"Them smokestacks reaching like the arms of God into a beautiful sky of soot and clay"

Philip Morgan

Let's set the tone for today's email with a song, shall we?

Sing along with me (or listen along if your office mates don't like your singing: https://www.youtube.com/watch?v=4GaFUOQWi9A)

--- ?--- [Verse 1]
Here in northeast Ohio
Back in eighteen-o-three
James and Dan Heaton found the ore that was lining Yellow Creek
They built a blast furnace
Here along the shore
And they made the cannonballs that helped the Union win the war

Here in Youngstown
Here in Youngstown
My sweet Jenny I'm sinking down
Here darling in Youngstown

[Verse 2]
Well, my daddy worked the furnaces
Kept 'em hotter than hell
I come home from 'Nam, worked my way to scarfer
A job that'd suit the devil as well
Taconite coke and limestone fed my children and made my pay
Them smokestacks reaching like the arms of God into a beautiful sky of soot and clay

Here in Youngstown
Here in Youngstown
My sweet Jenny I'm sinking down
Here darling in Youngstown

[Verse 3]
Well, my daddy come on the Ohio works when he come home from World War Two
Now the yard's just scrap and rubble; he said "Them big boys did what Hitler couldn't do"
Yeah these mills they built the tanks and bombs that won this country's wars
We sent our sons to Korea and Vietnam
Now we're wondering what they were dying for

Here in Youngstown
Here in Youngstown
My sweet Jenny I'm sinking down
Here darling in Youngstown

[Verse 4]
From the Monongahela Valley
To the Mesabi Iron Range
To the coal mines of Appalachia
The story's always the same
Seven hundred tons of metal a day now sir, you tell me the world's changed
Once I made you rich enough; rich enough to forget my name

In Youngstown
In Youngstown
My sweet Jenny I'm sinking down
Here darling in Youngstown

When I die I don't want no part of heaven
I would not do heaven's work well
I pray the devil comes and takes me to stand in the fiery furnaces of hell

-- "Youngstown", by Bruce Springsteen

--- ?---

Feels good to sing along with such a moving, masterfully-crafted song, doesn't it?

One of the really nice things about getting paid to build software is that you can weight your personal preferences pretty heavily in your decision making around specialization.

You don't have complete latitude in how you specialize because you need to intersect with market demand and a few other business model basics, but when you step back and look at the big picture, you realize you have significant ability to incorporate your own preferences into your specialization decision.

Not every profession is like this, and it's a distinct privilege to work in one that has this kind of freedom.

Imagine being a skilled laborer in the steel industry in Pittsburg or Bethlehem or Lorain or dozens of other unlucky places in 1982. Let's talk about Bethlehem.
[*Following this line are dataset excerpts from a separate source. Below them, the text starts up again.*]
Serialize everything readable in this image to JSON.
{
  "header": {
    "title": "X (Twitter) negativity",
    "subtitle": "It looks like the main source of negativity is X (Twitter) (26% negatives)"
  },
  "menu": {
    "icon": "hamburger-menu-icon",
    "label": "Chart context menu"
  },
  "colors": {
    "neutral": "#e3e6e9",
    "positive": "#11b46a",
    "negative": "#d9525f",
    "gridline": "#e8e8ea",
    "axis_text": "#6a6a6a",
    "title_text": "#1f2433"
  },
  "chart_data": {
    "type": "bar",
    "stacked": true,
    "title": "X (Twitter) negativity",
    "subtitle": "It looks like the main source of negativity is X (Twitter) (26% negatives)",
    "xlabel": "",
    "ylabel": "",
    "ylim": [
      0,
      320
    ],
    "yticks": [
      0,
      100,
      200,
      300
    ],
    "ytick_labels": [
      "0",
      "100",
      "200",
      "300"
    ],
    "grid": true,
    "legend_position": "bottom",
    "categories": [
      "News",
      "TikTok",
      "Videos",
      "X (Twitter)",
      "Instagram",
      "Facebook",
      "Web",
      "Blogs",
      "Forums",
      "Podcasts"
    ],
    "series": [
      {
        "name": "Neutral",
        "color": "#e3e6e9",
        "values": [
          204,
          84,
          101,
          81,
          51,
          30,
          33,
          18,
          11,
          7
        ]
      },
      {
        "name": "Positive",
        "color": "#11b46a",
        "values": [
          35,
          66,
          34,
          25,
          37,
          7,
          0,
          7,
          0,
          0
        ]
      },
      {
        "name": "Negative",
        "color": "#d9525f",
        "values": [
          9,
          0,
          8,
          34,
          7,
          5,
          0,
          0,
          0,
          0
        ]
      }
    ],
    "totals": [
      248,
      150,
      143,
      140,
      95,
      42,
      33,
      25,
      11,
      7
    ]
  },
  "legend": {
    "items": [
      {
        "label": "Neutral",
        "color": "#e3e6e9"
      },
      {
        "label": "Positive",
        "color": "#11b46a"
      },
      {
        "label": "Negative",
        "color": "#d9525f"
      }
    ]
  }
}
I lived there with my parents for a few months after I graduated from college in '96 and worked the second shittiest job I've ever had to save up money to move to Nashville.

Again, imagine that it's 1982 and you, along with half of your work buddies from Bethlehem Steel--hell, probably half the people you know--have been laid off. And then you pass by this building and it just galls you:

It galls you because Bethlehem Steel built it in a plus-sign shape specifically so it would have more window and corner offices to house the company's bloated middle management layer. The managers who fought your union at every step. The managers who laughed off the threat of overseas micro-mill competition that ultimately ate your employer's lunch in the late 70's and competed you out of a job. The managers who failed to properly manage the business that employed you.

But you've got options, right? You can follow your dreams to a new job, right? You can just work a remote contract to ride this out, right? Get paid for relocation? Access a wealth of free online resources to build up new skills?

It feels cruel to point out the fact that it's one big NOPE to all of those things. Things that are privileges many of us now take for granted in our information age careers. We know this. It's obvious, but maybe we don't notice it anymore.

I lived in a 8x8' plywood shack for a 6-week stretch once because I had no other place to live. The YMCA membership was so I could take showers. These experiences give you perspective, that's for sure.

In software things change a lot, but overall there's plenty of opportunity, and enough surplus demand for most tech skillsets that you can afford to consider your own preferences as you choose. There are plenty of problems in tech. Ageism and sexism might be affecting you, and they are real, serious problems. Silicon Valley looks a lot like the US steel industry in the 70's: bloated, happy, shortsighted, and overflowing with the callow cruelty that too-easily gotten wealth seem to cultivate.

But there's also opportunity. Lots of it. Software really is eating the world, and you have the opportunity to be a positive part of that.

As you decide how to specialize, you can't follow your every preference or whim, otherwise the outcomes of your decision will be more ruled by luck than smart decision-making.

But it bears repeating: you enjoy the privilege of options, and it's good to reflect now and again on that.